Recounting the horror, the students said they were on the receiving end from everyone, including ordinary civilians. They said that transportation was a major challenge in leaving Ukraine.

“There were separate lines for Ukrainians and Indians. First preference for availing a transport facility was for Ukrainian women,” said another medical student who now along with thousand others face an uncertain pause in their studies.

Sikkim Chief Minister Prem Singh Tamang on Thursday said all 26 students from Sikkim studying in Ukraine have safely left the war-hit country and reached neighbouring nations. “All the Sikkimese students in Ukraine have safely crossed the border and have reached the neighbouring countries of Poland, Hungary, and Romania and will be evacuated soon,” he stated.

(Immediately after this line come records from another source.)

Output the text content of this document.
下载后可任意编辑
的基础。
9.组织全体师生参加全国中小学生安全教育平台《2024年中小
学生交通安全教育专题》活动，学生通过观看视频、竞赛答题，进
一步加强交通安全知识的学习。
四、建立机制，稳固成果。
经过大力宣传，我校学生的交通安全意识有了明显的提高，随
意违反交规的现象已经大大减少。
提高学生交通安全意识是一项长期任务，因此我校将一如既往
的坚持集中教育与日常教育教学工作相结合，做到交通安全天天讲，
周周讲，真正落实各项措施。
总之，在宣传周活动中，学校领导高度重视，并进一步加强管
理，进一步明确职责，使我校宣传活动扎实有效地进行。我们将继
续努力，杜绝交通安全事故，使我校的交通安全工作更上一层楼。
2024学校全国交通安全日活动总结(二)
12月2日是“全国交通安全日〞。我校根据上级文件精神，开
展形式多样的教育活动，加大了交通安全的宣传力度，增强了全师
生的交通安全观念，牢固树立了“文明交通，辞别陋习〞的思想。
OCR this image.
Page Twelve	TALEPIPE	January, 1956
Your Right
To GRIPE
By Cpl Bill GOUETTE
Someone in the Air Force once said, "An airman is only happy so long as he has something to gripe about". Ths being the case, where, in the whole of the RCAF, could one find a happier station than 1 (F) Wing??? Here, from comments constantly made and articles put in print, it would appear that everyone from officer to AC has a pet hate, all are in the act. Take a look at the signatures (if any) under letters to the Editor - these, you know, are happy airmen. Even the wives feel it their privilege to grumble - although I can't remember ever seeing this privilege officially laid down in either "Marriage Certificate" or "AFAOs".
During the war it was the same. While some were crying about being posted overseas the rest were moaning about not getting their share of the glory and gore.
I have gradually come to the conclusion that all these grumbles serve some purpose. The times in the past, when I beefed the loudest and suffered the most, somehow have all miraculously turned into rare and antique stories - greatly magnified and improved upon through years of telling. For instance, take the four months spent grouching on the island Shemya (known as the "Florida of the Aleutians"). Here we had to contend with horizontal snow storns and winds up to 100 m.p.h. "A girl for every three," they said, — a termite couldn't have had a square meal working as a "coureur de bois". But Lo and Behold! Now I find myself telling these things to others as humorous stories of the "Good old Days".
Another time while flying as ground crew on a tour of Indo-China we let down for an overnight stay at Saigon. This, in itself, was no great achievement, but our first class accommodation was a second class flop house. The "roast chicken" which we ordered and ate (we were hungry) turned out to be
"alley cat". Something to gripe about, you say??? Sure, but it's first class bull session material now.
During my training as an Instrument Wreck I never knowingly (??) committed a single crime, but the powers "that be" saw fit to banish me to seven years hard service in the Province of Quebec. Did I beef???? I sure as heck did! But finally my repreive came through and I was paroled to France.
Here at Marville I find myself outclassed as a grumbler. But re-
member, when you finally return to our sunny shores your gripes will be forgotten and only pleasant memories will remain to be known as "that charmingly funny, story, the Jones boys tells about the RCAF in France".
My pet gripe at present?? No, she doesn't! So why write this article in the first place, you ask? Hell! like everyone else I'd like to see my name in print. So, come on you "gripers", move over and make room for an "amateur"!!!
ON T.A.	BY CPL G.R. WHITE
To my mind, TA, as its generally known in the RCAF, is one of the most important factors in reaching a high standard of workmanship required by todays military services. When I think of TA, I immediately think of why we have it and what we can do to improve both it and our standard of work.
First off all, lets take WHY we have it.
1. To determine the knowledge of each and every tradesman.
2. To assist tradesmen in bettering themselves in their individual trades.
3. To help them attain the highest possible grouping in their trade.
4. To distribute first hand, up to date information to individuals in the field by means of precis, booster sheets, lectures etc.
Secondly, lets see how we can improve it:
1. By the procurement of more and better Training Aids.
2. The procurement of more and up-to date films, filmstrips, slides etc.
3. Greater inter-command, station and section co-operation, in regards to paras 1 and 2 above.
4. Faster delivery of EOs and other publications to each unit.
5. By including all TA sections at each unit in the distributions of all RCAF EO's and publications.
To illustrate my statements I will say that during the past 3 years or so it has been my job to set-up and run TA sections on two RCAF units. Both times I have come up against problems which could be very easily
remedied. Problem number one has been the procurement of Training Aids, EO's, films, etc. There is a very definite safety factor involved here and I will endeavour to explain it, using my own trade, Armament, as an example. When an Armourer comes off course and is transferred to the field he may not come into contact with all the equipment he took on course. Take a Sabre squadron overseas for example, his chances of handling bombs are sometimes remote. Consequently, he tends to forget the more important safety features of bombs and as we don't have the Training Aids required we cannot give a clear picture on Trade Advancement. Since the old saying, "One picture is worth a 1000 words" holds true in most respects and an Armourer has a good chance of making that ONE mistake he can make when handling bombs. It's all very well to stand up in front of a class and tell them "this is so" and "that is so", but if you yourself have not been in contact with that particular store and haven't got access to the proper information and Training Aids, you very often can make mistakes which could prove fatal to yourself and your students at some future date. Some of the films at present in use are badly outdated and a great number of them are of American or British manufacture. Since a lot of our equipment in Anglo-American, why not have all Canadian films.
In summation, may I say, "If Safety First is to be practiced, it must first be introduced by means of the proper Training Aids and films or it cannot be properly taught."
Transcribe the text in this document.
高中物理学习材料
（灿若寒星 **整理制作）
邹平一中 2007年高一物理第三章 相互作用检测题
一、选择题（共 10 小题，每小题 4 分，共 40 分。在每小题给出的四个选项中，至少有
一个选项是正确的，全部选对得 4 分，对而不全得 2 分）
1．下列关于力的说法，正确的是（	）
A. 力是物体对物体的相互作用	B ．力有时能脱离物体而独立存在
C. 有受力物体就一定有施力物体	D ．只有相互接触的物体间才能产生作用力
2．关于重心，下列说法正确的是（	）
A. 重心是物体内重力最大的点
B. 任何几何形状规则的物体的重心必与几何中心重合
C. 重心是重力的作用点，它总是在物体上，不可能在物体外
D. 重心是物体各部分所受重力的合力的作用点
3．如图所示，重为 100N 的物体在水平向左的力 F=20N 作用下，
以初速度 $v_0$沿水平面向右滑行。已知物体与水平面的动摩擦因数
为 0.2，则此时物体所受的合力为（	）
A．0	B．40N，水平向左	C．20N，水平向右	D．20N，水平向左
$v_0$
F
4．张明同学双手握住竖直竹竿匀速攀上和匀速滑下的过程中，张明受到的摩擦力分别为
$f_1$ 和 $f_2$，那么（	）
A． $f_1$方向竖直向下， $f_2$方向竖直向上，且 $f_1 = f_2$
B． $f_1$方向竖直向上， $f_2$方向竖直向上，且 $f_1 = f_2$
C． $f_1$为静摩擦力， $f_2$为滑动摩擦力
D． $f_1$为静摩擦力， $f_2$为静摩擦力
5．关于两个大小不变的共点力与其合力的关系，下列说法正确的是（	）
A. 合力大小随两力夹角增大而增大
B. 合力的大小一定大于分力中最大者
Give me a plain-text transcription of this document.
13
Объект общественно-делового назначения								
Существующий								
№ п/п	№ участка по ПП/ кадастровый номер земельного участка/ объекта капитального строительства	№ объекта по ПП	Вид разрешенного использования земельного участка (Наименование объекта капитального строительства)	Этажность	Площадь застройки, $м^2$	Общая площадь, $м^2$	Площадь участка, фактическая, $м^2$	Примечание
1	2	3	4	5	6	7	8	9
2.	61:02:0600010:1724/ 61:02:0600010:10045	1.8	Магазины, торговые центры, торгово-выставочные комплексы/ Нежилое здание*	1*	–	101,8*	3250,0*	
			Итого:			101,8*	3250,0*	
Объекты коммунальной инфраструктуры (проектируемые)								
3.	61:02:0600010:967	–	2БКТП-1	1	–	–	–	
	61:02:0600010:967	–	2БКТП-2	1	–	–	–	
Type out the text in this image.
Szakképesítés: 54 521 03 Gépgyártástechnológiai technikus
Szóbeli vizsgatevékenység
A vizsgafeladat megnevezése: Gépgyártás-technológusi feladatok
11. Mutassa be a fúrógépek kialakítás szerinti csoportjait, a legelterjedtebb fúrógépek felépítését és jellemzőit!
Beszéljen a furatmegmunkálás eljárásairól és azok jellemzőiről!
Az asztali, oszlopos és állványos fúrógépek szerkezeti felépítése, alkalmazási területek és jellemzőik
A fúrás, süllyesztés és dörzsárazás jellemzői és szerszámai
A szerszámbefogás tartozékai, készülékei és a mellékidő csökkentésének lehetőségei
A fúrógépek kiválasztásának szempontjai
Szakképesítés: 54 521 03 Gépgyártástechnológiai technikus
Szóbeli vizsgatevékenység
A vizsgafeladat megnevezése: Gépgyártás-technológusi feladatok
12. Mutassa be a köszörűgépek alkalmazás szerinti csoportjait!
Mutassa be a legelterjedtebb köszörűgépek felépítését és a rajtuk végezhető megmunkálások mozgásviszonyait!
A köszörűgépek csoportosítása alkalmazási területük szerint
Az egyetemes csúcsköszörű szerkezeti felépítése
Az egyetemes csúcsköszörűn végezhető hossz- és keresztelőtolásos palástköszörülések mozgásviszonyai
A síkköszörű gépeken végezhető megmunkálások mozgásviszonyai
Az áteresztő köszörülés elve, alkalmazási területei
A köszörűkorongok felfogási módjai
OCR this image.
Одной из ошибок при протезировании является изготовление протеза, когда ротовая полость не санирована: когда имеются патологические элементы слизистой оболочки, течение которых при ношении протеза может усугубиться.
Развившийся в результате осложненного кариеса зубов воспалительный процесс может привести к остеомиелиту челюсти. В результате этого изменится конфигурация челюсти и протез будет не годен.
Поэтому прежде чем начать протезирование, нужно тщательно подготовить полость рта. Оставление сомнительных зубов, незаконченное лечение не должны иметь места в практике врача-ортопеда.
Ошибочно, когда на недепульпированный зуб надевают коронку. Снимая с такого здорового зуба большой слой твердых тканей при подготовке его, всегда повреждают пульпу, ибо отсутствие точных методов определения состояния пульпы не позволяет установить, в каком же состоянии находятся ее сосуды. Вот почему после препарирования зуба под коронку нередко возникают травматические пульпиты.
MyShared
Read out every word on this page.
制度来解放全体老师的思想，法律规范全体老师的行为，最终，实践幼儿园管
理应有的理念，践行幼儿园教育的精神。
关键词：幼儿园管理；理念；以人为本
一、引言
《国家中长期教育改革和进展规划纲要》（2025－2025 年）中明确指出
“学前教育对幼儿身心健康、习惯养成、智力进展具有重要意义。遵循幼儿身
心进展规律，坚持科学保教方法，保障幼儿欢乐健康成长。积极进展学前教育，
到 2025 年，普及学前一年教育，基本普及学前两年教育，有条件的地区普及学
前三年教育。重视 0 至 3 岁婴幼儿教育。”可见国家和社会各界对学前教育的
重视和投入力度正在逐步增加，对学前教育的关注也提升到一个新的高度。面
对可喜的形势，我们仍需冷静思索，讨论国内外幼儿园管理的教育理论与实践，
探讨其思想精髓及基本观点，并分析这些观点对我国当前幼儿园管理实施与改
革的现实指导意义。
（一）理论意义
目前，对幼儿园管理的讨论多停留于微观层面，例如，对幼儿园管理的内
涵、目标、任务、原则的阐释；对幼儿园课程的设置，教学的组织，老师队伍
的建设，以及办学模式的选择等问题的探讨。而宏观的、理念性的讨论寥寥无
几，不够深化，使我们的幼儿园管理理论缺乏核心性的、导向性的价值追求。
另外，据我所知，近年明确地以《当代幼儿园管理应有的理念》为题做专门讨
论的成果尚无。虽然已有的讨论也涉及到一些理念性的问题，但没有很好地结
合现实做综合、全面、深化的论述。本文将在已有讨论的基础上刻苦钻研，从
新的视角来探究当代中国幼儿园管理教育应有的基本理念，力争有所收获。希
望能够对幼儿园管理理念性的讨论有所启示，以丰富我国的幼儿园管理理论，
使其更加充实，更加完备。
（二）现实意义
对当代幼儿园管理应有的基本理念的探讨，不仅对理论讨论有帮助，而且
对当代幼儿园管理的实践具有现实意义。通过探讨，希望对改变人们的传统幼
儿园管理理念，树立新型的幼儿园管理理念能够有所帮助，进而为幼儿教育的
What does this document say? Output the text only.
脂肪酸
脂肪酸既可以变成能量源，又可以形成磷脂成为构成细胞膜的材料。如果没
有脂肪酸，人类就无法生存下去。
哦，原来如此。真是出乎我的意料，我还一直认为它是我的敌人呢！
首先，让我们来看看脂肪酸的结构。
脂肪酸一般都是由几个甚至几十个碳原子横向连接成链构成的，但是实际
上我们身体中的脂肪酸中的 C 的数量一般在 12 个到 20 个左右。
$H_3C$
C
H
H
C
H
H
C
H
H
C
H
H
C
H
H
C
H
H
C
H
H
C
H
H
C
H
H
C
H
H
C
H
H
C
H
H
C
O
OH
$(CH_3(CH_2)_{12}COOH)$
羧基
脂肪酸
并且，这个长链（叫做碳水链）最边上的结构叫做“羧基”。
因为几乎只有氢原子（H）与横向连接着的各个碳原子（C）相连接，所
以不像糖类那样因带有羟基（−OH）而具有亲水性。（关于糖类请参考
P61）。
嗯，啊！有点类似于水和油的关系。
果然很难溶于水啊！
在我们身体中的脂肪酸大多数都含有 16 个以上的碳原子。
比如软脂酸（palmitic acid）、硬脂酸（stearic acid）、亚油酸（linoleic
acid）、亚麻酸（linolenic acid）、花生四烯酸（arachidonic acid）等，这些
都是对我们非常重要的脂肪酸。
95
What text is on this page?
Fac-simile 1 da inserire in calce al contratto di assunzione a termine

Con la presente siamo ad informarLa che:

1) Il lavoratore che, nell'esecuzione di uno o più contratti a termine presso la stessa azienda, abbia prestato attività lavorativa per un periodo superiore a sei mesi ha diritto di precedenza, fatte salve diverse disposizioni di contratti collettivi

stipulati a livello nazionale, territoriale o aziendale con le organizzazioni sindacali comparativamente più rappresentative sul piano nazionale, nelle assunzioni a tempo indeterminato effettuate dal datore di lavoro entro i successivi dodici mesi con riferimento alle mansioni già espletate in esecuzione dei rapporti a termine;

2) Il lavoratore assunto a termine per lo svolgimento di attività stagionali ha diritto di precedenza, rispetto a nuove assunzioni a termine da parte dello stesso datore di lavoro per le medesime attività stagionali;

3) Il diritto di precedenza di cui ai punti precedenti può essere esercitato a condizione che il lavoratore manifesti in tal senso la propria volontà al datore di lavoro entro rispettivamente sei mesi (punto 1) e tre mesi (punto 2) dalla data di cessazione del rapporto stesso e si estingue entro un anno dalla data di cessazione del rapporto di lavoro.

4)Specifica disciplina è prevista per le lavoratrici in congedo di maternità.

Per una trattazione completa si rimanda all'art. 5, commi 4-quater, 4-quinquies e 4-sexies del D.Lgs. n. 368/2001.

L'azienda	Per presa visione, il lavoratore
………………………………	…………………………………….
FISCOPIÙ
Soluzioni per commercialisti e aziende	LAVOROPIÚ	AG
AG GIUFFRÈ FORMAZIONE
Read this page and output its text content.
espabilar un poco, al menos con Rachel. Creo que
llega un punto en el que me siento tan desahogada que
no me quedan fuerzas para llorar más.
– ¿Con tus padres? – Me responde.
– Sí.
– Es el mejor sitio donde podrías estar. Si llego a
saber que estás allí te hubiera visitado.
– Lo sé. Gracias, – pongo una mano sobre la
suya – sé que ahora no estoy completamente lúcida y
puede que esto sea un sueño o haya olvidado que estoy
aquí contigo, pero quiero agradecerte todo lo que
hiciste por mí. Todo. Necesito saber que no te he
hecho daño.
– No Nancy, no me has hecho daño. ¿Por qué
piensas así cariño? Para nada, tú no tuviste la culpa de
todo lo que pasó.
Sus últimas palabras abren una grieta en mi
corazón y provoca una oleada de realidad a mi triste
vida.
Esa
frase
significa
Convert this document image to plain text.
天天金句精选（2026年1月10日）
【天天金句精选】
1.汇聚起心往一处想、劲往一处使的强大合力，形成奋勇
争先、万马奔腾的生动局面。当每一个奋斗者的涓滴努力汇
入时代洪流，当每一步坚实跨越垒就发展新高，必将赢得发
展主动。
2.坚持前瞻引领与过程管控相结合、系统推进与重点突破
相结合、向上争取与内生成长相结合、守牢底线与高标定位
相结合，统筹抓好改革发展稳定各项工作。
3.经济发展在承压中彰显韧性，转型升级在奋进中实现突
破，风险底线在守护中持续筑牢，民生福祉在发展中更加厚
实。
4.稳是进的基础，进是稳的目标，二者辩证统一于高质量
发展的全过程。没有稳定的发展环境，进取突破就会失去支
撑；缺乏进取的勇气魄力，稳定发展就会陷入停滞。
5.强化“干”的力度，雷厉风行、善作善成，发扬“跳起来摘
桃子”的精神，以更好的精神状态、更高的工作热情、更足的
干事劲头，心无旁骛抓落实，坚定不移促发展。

The chief minister said that four students from Sikkim had reached New Delhi on Thursday and would arrive in Sikkim on Friday.

A total of 12 students from Sikkim have reached India, out of which seven have arrived in the state, informed SD Dhakal, Secretary to the Chief Minister.  “As soon as fighting began, we formed a WhatsApp group for all students in a concerted effort to ease coordination at all levels,” he said.

The state government also provided financial aid to students for food and shelter through the arduous journey to escape the war in Ukraine.

Following the Russian invasion of Ukraine on February 24, the Government of India launched a massive evacuation drive, Operation Ganga, to bring back Indian students stuck in Ukraine and is in close coordination with state governments.